Il y avait à Burgos un marchand qui, sur le point d'entreprendre le voyage de la Flandre, promit un don à l'église des Augustins, s'il revenait sain et sauf. Son voyage réussit heureusement, mais il oublia sa promesse. Il se remit en mer, et cette fois une affreuse tempête assaillit son vaisseau. Il se ressouvint alors de son vœu. Depuis trois jours la tempête sévissait avec force, lorsqu'une caisse apparut sur les flots. On la recueillit à bord, et on vit qu'elle contenait une statue de Notre-Seigneur. L'orage s'apaisa peu après. Le marchand, de retour dans sa patrie, porta cette statue aux Augustins, qui la placèrent sur une croix et l'exposèrent à la vénération publique. Beaucoup de grâces furent accordées au pied de ce crucifix, eu sorte que le clergé de la cathédrale, jaloux de ce trésor, l'enleva et le plaça dans son église. Ce fut l'origine d'un procès. L'évêque résolut de laisser le jugement à la volonté divine; on banda les yeux d'un cheval qui de lui-même porta le crucifix aux Augustins. Le Chapitre ne se tint pas pour battu; il enleva de nouveau le crucifix. Les Augustins le croyaient perdu sans retour, lorsque la nuit suivante, pendant qu'Us chantaient Matines, les portes de leur église s'ouvrent, les cloches sonnent à toutes volées, et le crucifix, porté par une main invisible, est replacé dans la chapelle d'où il avait été enlevé. On croit que cette statue est l'œuvre de saint Nicodème, ce disciple de Notre-Seigneur, dont le corps fut retrouvé avec ceux de saint Étienne et de saint Gamaliel par une révélation de Dieu. J'ignore l'origine de cette croyance, qui pourrait, au reste, avoir sa source dans une révélation divine faite à quelque saint personnage.

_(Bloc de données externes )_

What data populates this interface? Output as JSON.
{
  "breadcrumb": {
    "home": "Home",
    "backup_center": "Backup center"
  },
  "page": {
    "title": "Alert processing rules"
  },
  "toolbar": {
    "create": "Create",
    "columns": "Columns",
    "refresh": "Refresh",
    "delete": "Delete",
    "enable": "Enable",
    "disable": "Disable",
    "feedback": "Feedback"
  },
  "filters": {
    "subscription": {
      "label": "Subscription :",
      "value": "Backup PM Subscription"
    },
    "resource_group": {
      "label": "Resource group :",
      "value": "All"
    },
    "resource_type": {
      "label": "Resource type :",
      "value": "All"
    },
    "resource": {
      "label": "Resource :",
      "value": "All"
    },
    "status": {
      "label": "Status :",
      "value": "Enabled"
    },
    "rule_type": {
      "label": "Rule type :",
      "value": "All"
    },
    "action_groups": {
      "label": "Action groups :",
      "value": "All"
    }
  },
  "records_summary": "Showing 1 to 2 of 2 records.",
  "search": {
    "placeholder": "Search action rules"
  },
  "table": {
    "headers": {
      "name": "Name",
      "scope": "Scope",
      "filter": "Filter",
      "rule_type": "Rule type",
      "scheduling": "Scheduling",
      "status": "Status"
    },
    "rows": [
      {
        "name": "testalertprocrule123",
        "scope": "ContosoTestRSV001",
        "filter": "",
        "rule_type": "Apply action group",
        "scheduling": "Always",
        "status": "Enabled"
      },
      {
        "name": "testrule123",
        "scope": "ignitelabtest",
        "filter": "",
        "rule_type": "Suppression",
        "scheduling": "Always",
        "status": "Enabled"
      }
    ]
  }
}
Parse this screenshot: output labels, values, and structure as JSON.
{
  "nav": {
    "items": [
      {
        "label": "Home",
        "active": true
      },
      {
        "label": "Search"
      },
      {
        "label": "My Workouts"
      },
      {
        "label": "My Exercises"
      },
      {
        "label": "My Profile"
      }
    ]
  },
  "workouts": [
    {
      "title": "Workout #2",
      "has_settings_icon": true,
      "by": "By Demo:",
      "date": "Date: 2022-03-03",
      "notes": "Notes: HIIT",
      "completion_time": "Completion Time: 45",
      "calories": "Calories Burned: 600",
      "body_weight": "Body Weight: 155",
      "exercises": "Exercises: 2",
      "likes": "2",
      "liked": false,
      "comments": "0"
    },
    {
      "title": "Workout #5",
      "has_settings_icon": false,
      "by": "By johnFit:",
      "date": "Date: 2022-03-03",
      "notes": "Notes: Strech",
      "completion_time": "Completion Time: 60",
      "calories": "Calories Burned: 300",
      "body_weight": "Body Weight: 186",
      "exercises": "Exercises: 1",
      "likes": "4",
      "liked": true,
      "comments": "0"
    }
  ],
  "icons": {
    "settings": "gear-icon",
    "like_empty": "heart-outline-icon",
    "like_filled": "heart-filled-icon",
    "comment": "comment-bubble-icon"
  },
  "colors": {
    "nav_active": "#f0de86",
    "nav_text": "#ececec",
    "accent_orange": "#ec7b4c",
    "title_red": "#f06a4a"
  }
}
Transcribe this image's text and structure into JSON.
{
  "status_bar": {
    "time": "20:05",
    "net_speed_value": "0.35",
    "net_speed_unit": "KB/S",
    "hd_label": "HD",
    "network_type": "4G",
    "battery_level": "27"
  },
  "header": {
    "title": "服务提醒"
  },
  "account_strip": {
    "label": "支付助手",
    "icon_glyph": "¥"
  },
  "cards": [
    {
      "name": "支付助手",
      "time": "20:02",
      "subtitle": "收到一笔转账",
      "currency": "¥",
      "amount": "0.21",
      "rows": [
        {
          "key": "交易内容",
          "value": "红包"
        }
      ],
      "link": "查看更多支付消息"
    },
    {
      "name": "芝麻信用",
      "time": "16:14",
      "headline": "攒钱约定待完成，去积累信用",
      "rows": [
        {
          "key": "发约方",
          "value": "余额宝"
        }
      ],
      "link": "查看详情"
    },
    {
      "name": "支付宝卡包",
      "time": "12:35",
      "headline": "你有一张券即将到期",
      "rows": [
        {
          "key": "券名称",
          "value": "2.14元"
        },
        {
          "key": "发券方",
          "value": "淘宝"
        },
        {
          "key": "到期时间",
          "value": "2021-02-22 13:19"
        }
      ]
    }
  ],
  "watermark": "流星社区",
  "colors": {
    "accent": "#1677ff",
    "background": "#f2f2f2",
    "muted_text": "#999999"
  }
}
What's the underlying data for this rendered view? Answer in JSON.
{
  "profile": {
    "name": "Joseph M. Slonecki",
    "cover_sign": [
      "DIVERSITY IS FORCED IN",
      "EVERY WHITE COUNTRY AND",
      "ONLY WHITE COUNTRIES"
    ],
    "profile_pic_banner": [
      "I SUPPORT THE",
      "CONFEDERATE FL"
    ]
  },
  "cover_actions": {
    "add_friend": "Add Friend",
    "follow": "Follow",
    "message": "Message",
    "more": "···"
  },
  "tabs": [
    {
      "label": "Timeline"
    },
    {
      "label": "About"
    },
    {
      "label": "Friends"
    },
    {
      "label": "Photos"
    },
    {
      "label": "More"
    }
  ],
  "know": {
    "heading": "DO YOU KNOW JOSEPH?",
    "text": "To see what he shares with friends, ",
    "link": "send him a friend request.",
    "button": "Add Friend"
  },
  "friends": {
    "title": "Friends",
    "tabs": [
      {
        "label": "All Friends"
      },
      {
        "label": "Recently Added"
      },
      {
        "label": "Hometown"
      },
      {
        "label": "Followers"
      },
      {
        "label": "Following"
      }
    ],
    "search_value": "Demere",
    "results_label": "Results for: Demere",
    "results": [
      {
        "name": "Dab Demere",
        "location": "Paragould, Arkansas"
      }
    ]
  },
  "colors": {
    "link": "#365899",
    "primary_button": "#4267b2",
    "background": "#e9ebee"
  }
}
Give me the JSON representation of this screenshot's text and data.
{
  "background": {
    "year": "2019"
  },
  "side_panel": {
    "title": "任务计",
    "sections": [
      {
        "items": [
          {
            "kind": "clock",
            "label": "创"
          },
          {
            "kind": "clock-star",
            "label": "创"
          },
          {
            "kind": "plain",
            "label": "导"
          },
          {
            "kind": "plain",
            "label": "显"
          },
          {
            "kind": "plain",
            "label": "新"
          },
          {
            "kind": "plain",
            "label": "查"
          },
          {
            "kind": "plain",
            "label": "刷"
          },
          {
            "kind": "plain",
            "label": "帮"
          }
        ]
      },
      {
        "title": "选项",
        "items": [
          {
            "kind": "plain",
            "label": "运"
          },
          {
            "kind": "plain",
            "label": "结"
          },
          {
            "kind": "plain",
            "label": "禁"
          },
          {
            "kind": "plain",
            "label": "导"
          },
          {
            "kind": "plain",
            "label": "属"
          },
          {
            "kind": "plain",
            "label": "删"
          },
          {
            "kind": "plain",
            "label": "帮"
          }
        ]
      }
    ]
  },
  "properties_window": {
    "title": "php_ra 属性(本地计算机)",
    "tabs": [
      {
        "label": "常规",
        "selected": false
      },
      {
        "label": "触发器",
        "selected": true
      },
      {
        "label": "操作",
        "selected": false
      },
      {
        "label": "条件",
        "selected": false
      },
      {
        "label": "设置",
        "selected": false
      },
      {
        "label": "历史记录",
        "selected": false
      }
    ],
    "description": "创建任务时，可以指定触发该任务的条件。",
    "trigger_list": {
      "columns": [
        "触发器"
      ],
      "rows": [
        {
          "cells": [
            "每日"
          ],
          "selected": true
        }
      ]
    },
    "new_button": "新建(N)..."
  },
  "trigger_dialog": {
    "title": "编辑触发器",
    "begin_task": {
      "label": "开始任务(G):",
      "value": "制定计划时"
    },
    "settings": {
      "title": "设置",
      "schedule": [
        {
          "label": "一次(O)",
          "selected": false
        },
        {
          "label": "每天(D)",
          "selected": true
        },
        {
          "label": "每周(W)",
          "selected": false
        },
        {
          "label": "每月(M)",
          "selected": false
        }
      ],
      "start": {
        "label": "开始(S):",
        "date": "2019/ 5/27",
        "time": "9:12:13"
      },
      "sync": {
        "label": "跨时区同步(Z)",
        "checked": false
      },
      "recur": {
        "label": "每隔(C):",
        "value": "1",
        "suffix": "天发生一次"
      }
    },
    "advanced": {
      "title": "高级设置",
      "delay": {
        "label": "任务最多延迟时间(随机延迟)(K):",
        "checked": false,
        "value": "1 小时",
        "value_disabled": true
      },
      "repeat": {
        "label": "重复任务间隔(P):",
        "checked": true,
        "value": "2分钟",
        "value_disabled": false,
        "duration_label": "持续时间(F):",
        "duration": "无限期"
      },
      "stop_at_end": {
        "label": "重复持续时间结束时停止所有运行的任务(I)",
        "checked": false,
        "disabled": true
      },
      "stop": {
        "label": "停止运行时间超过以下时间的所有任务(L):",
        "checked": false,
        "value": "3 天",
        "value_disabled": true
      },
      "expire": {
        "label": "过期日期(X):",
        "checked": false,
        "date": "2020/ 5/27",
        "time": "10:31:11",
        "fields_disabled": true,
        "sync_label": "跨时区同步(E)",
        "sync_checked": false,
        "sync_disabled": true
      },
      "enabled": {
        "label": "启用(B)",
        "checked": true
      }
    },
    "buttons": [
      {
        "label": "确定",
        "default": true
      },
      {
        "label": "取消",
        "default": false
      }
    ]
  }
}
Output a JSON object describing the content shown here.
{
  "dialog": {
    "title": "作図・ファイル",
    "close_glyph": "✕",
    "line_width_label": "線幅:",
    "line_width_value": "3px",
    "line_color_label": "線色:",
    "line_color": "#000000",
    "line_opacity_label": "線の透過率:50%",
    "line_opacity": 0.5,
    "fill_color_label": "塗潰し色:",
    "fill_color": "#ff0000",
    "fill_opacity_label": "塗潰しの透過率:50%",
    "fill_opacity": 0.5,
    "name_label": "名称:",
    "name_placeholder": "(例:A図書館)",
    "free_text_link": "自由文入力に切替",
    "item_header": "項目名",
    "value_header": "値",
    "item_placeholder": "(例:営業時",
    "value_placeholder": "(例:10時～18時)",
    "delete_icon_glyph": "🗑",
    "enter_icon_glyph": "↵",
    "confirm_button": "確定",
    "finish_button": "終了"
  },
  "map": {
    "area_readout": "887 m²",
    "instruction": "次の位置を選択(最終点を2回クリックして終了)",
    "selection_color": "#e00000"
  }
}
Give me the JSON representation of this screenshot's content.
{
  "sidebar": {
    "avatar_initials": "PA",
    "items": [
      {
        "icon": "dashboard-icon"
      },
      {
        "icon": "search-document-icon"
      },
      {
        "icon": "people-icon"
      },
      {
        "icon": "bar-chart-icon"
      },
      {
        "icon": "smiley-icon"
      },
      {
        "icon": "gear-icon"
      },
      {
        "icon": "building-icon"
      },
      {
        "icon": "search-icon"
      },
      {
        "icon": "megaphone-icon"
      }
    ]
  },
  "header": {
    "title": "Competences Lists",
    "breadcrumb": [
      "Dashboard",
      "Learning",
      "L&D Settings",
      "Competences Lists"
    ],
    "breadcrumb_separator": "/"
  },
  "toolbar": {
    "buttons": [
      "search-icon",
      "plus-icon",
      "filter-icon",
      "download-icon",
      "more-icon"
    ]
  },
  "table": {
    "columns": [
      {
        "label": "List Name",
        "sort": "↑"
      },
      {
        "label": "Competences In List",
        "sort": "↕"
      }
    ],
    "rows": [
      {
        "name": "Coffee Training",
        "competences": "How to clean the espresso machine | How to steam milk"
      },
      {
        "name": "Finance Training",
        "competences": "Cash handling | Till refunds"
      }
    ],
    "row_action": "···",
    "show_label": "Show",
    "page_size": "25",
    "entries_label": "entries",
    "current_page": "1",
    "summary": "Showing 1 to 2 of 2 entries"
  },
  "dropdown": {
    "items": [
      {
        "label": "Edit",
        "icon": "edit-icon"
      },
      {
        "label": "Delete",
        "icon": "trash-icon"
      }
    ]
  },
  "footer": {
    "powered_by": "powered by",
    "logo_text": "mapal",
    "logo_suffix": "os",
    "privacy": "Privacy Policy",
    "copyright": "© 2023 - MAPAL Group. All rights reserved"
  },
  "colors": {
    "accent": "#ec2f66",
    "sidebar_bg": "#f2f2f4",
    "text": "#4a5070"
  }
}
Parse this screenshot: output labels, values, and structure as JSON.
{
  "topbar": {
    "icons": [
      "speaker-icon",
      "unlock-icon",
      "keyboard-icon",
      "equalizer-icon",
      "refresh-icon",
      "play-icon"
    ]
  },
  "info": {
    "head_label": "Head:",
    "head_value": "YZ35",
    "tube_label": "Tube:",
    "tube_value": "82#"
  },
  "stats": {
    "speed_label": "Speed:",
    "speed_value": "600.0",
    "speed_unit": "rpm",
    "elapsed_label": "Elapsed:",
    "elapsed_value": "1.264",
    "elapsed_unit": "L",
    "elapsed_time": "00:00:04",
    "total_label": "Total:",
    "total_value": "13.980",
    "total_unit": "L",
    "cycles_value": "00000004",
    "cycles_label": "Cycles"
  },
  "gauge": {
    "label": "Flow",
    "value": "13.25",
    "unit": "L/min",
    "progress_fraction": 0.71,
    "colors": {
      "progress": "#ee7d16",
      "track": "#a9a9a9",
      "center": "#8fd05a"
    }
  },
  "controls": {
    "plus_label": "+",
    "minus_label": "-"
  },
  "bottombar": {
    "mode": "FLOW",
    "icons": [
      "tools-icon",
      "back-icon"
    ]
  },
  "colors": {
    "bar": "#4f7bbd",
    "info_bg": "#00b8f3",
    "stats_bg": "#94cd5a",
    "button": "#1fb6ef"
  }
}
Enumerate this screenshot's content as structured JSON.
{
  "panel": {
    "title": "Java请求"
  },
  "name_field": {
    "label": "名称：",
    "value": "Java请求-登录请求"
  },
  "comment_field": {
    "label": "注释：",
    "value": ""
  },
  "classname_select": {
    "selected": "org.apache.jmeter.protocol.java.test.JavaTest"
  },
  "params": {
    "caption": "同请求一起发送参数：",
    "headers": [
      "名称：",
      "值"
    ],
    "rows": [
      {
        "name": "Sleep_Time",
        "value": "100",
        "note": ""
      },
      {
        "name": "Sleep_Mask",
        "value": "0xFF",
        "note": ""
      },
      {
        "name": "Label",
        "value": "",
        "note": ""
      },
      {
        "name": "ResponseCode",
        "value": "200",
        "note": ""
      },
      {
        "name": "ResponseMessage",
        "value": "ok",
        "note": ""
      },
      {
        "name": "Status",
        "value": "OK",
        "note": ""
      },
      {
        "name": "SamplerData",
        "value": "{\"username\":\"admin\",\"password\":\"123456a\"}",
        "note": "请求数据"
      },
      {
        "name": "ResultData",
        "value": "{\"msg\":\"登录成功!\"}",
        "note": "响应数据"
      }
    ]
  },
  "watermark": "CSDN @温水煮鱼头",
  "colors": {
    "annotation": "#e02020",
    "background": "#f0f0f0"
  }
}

La ville de Salamanque était à cette époque divisée en deux partis qui la remplissaient de sang et de carnage. Un double assassinat avait été la cause première de cette guerre civile. Deux frères de la noble maison de Monroy s'étaient liés avec deux autres frères de la famille Manzani. Un jour que les quatre jeunes gens jouaient à la paume, une querelle s'étant élevée entre eux, les deux Monroy furent tués par les Mauzaui. Ceux-ci quittèrent la ville aussitôt, et s'allèrent cacher dans un village des frontières du Portugal. La mère des Monroy résolut de tirer de la mort de ses enfants une vengeance éclatante. Elle envoie un de ses parents déguisé, lequel découvre les assassins et parvient à entrer à leur service. Il prévint alors dona Maria de Monroy, qui accourut avec six chevaliers de sa maison. Ils surprennent les frères Manzani dans les ténèbres, les mettent à mort, piquent leurs têtes au bout d'une lance, et rentrent en triomphe à Salamanque, où dona Maria alla clouer de ses mains sur le tombeau de ses fils les têtes sanglantes de leurs meurtriers.

Une action si cruelle et si hardie enflamma tous les esprits; la noblesse et les bourgeois de la ville se partagèrent, les uns pour les Monroy, les autres pour les Manzani. Tous les jours c'étaient des combats où tombait quelque victime. On se battait dans les rues et dans les maisons; les palais étaient fortifiés comme des citadelles; la ville n'était plus qu'un grand champ de bataille. L'autorité royale, insuffisante à contenir les factieux, regardait ces désordres d'un œil impuissant; on soupçonnait même le corrégidor de les entretenir sourdement, au lieu de chercher à les arrêter. Tel était l'état de cette malheureuse ville, lorsque Dieu inspira à son serviteur le désir d'y rétablir la paix. C'était un dessein en apparence hors des forces d'un seul homme ; mais que ne peut la vertu, lorsqu'elle est soutenue de Dieu ?

Saint Jean partit donc pour Salamanque. Il parcourut là ville, comme un autre Jonas, en prêchant la pénitence, sur les places, dans les rues, aux lieux mêmes où se réunissaient les factieux, plantant sa chaire au milieu de leurs troupes, les effrayant par le tableau des châtiments éternels qui attendaient leurs crimes, semant l'épouvante dans ces cœurs habitués à ne rien craindre, en sorte qu'ils s'écriaient tout saisis d'effroi : « D'où vient cet homme, ce prédicateur de la vérité, qui veut nous tirer des abîmes où nous allions nous engloutir pour jamais ? »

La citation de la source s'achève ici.